I have other the years been in various situations where I’ve had to help people calm down before they can begin to name and address the problem, or conflict, at hand. Last night, while on-call as a Chaplain Intern at the University of Virginia hospital, I experienced this again.

I received an urgent page from a nurse to assist with a patient who was in extreme anxiety. Scared and worried about what was going to happen to her, she was yelling out that nobody was going to move her from this place. As I talked to her and the anxiety slipped away, I learned that she was scared and worried about the pain that she was experiencing in her back. It turns out she has pretty bad arthritis. She was frustrated because she felt that she wasn’t getting any “answers” to why she was in so much pain or what they were going to do about it.  The problem that lay underneath all the anxiety was something that was able to be managed. Yet, the anxiety had to decrease in order for the problem to come to the surface. “Anxiety,” Gilbert writes, “impairs the ability to think.”

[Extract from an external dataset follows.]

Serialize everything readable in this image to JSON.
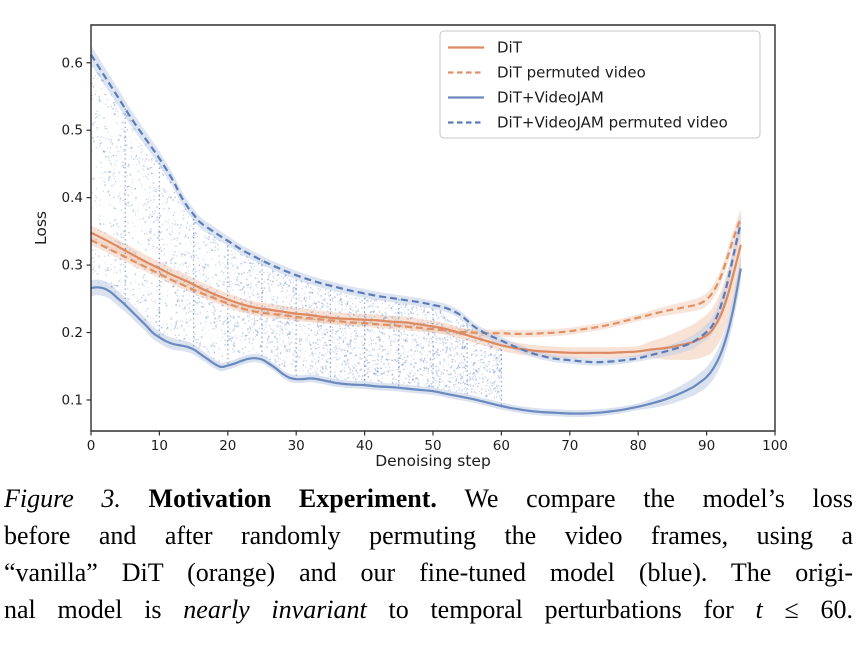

Often times we are taught that we shouldn’t worry because the God who clothes the lilies and feeds the sparrows, will surely do the same.  But somewhere in our emotional DNA we are a people who worry.  We experience anxiety in some way or another, on various levels. I met a man last night who felt guilty because he was experiencing anxiety. His mother and his church have taught him he should not feel those things.  I feel like this should not be the chance. One should not feel guilty because one feels worried or is anxious.

How do we talk about worry and anxiety in the Church? How do we respond to our own feelings of worry, even though intelligently we know that God is in control of all?